Abstract
The conventional upper 95 percentile reference limit of serum calcium does not necessarily constitute an optimal decision limit in screening for patients with hyperparathyroidism. The design of optimal screening procedures has to consider (a) the prevalence of disease; (b) the relative importance of making correct classifications of patients; and (c) the influence of analytical imprecision and inaccuracy. Based on serum calcium determinations from three reference sample groups (healthy individuals, patients with hyperparathyroidism, and patients with hypercalcaemia due to malignant disease) optimal decision limits were calculated for different screening situations. Optimum was defined in terms of estimated ‘costs’ due to misclassification. Different values for disease prevalence were used, as well as different weighting factors reflecting the importance related to correct classification of healthy and pathological patients.

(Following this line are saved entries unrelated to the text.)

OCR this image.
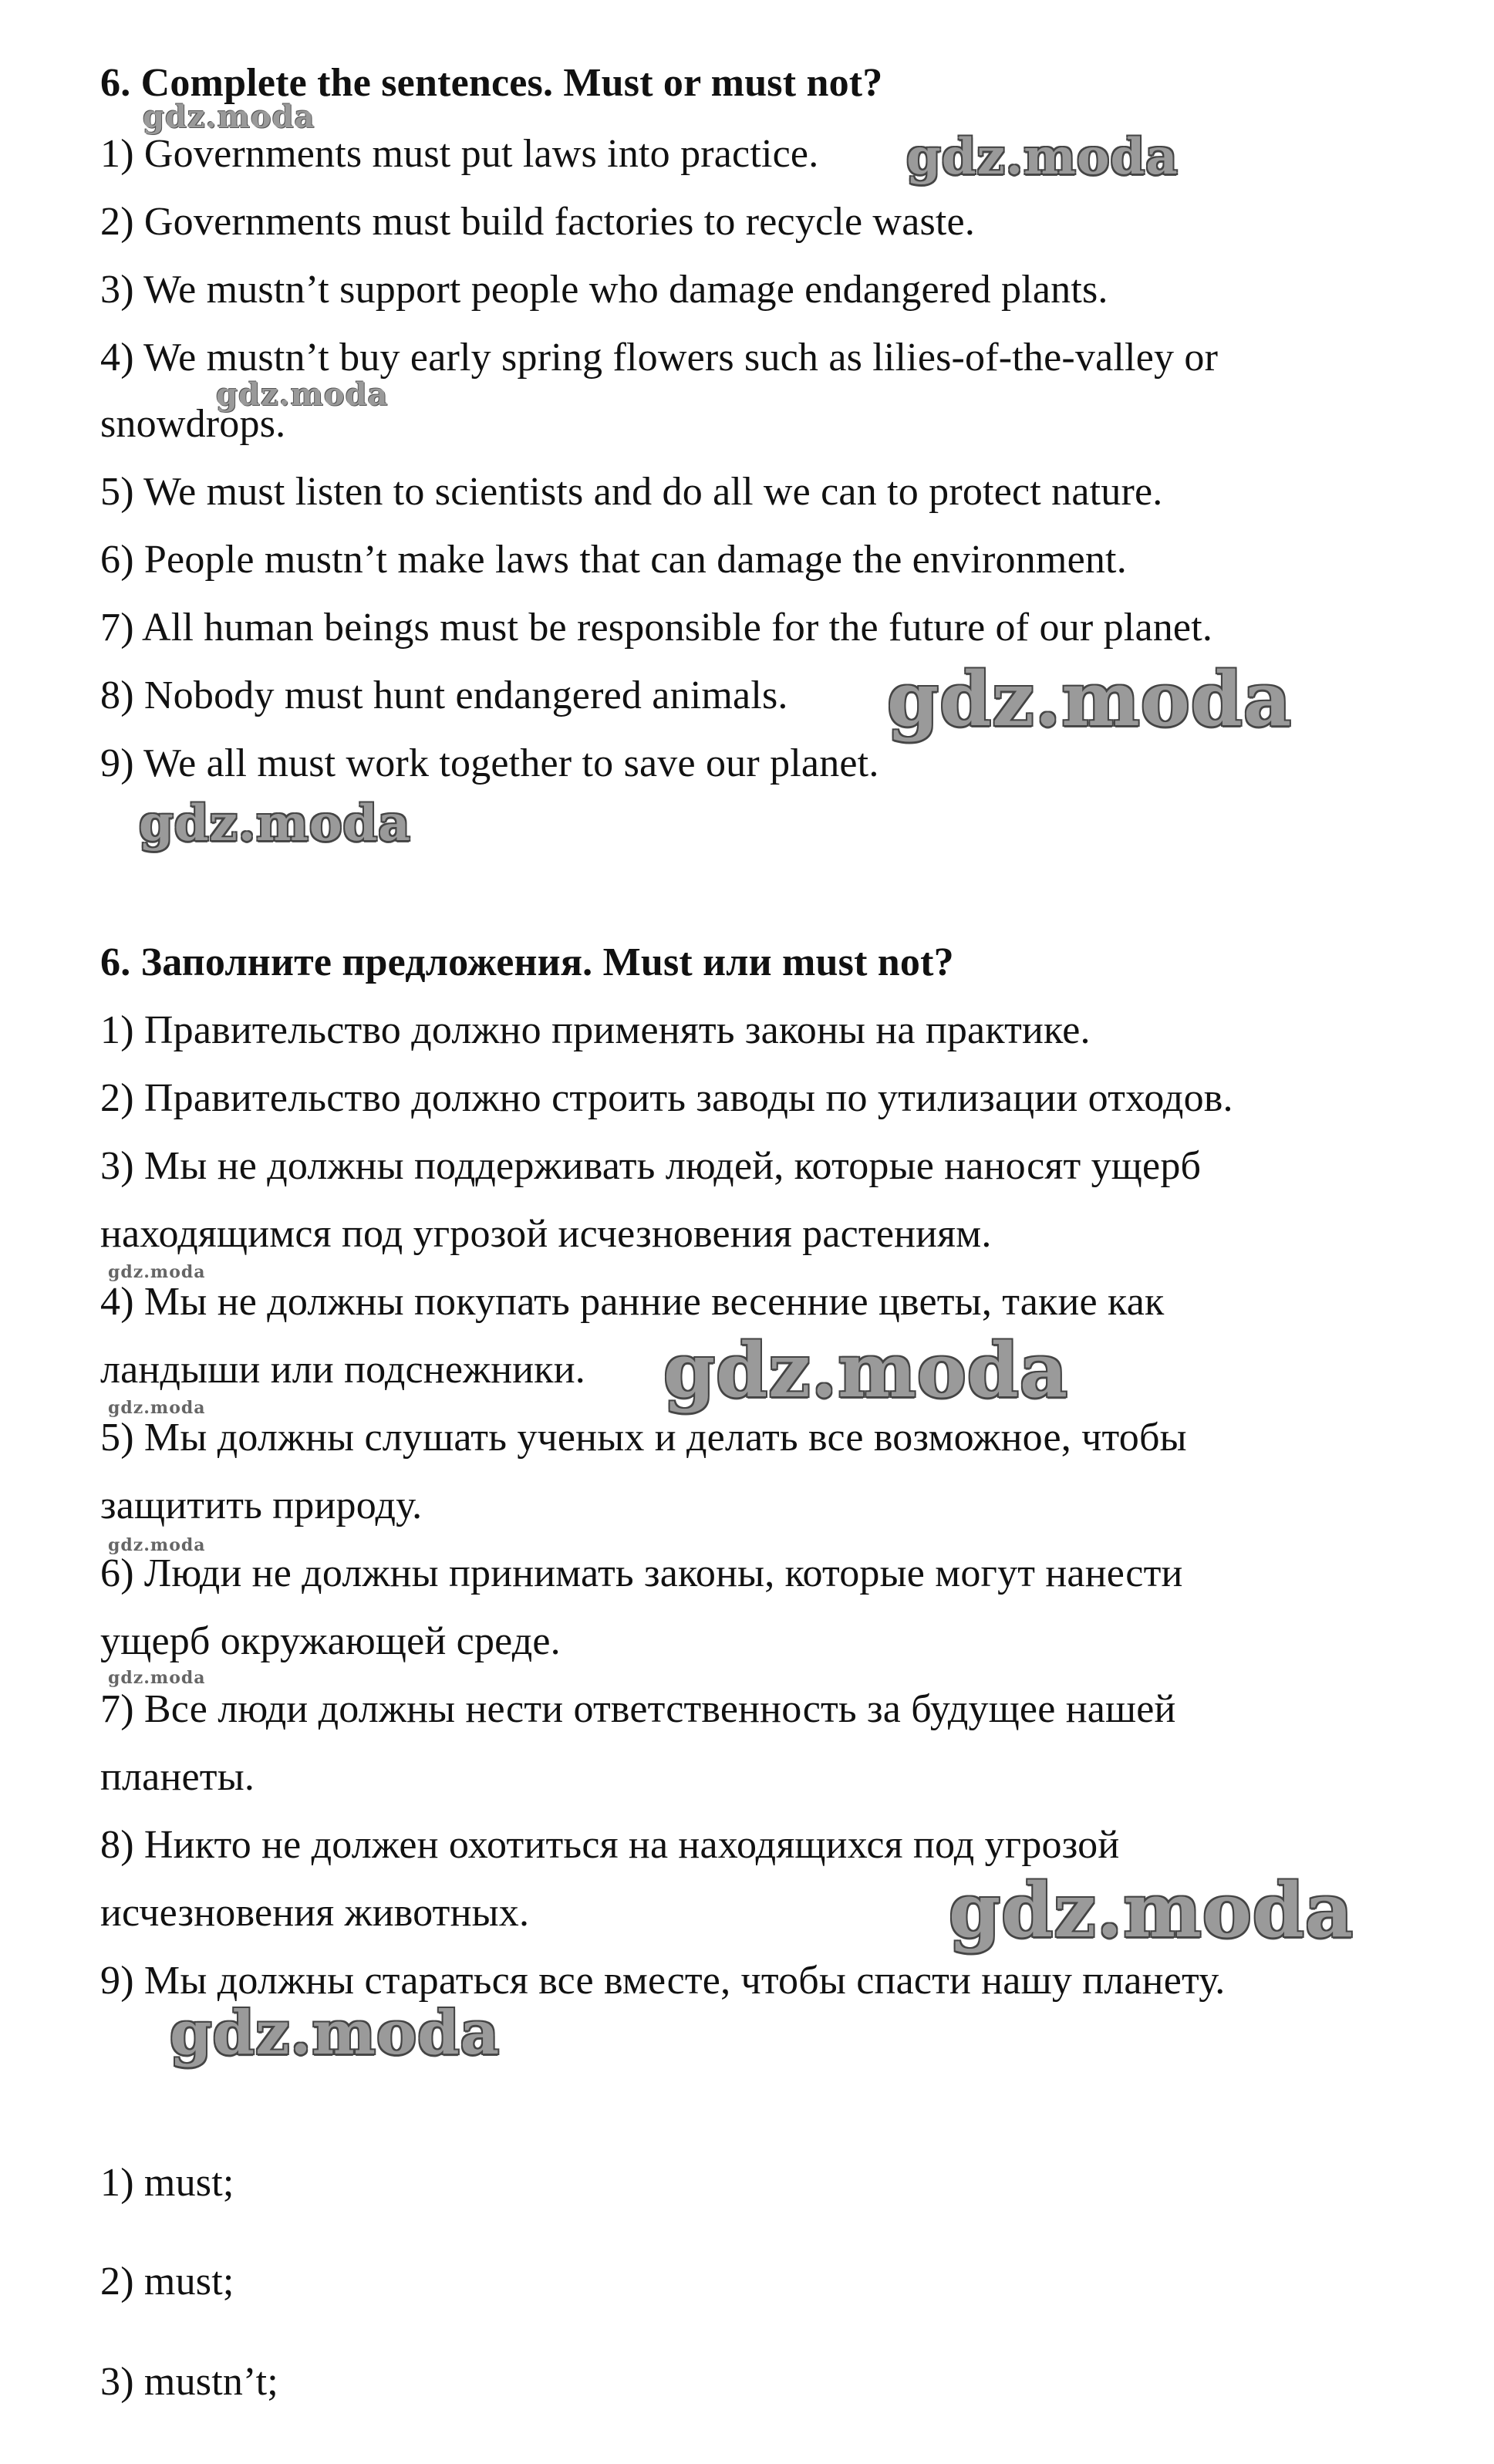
6. Complete the sentences. Must or must not?
1) Governments must put laws into practice.
2) Governments must build factories to recycle waste.
3) We mustn’t support people who damage endangered plants.
4) We mustn’t buy early spring flowers such as lilies-of-the-valley or
snowdrops.
5) We must listen to scientists and do all we can to protect nature.
6) People mustn’t make laws that can damage the environment.
7) All human beings must be responsible for the future of our planet.
8) Nobody must hunt endangered animals.
9) We all must work together to save our planet.
6. Заполните предложения. Must или must not?
1) Правительство должно применять законы на практике.
2) Правительство должно строить заводы по утилизации отходов.
3) Мы не должны поддерживать людей, которые наносят ущерб
находящимся под угрозой исчезновения растениям.
4) Мы не должны покупать ранние весенние цветы, такие как
ландыши или подснежники.
5) Мы должны слушать ученых и делать все возможное, чтобы
защитить природу.
6) Люди не должны принимать законы, которые могут нанести
ущерб окружающей среде.
7) Все люди должны нести ответственность за будущее нашей
планеты.
8) Никто не должен охотиться на находящихся под угрозой
исчезновения животных.
9) Мы должны стараться все вместе, чтобы спасти нашу планету.
1) must;
2) must;
3) mustn’t;
gdz.moda
gdz.moda
gdz.moda
gdz.moda
gdz.moda
gdz.moda
gdz.moda
gdz.moda
gdz.moda
gdz.moda
gdz.moda
gdz.moda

For a disease prevalence of 5% the optimal decision limit varies between 2.59 and 2.65 mmol/l for a weighting ratio false positives to false negatives of between 1:5 to 5:1. For a prevalence of 0.1% the corresponding range was 2.67–2.72 mmol/l. Compared to classification on the basis of the conventional upper reference limit, the application of optimal decision limits means significantly lower costs due to misclassification. Analytical bias then has to be kept stable within ± 0.01 mmol/l.
Inter-laboratory analytical variation also has to be reduced to the same level in order to make it possible to transfer reference values, decision limits and single patient values to other laboratories.